敵との距離は僅か2m。響転が使えれば特に意味をなさないその距離。
グリムジョーはその距離を自分から詰めようとせず、待ちの姿勢で構える。敵の方が速いと判っているから、下手に突っ込めば簡単に虚を突かれてしまう。嫌と言いたくなるくらいに、グリムジョーは敵に思い知らされてきた。
待ち構えようともフェイントでタイミングをズラされる可能性があったが、どの道タイミングのズラされるのなら咄嗟に動けるように待ち構えていた方がマシだった。

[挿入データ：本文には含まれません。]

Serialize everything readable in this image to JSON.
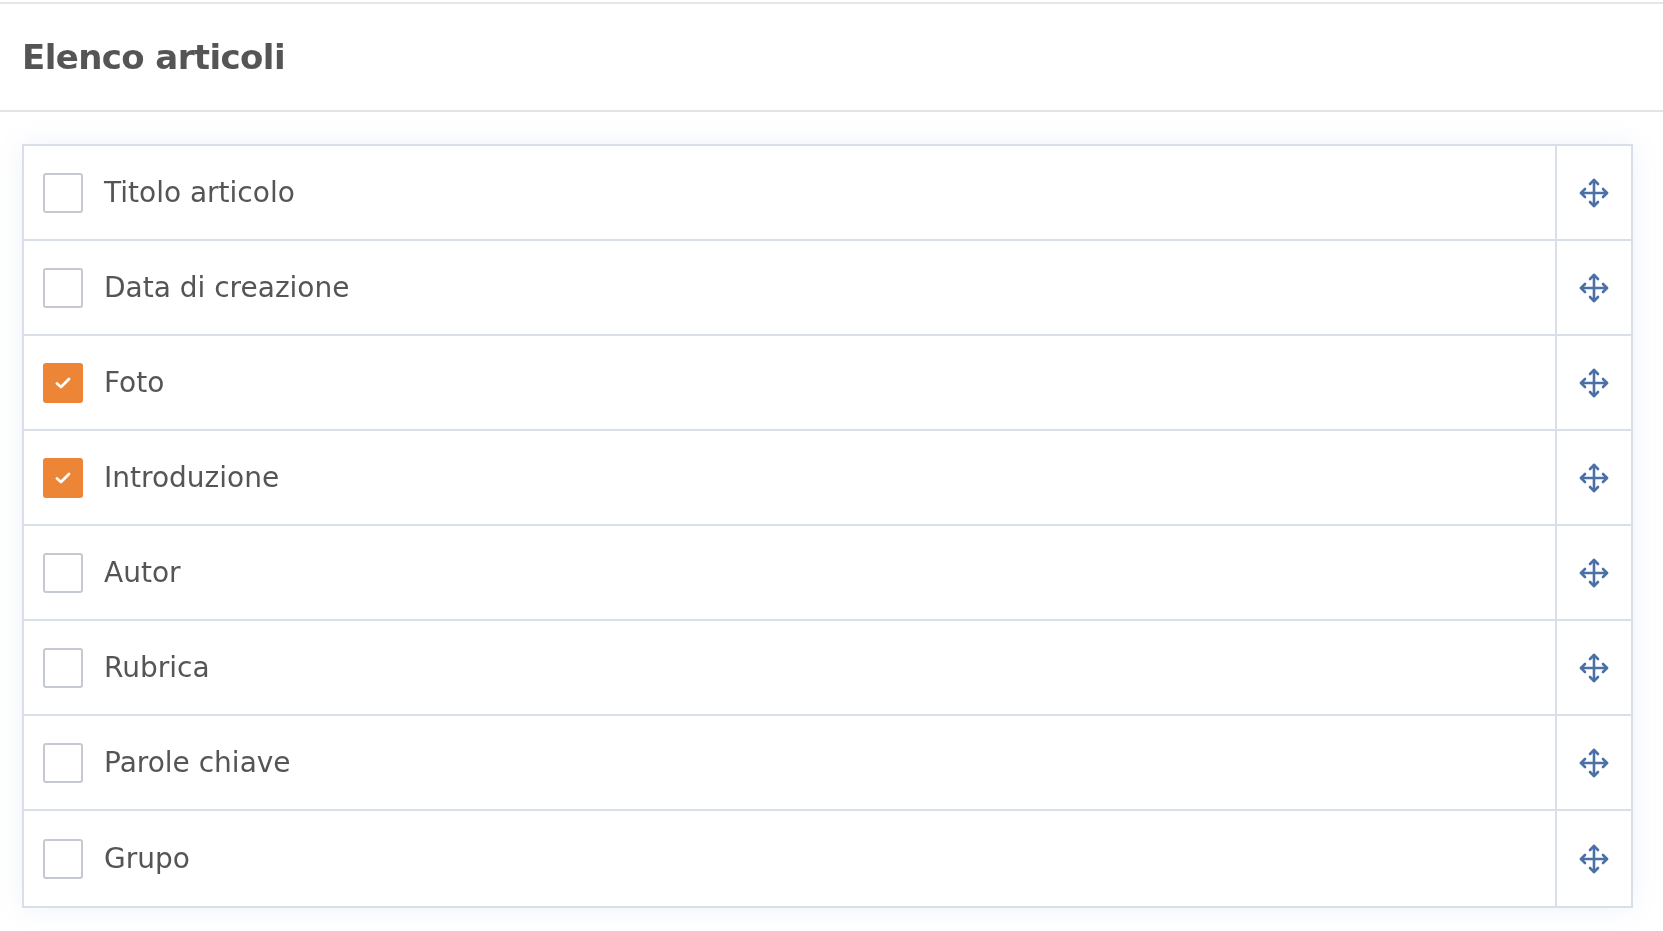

響転による接敵からの後ろに周り込む縦三角跳び。跳べば自由落下しか選択肢はないが、生憎と敵には虚圏でも霊子の足場を作る事ができる。虚空が足場となり、飛べる訳ではないのに三次元戦闘を時と場所を選ばずに展開できる。素の実力差に選択肢の差までもが加えられると、そう簡単に覆せるものではない。
それでも、グリムジョーは諦めるつもりは無い。諦めで何が残るというのだ。一度も諦めてしまえば、その事実が永遠と付き纏うようになってしまう。再び困難に立ち向かったとき、
行動は重ねれば重ねる程に軽くなってしまうのだ。どんな行為でも、1度やってしまえば2度目以降は1度目よりも簡単になってしまう。その良し悪しに関わらずに……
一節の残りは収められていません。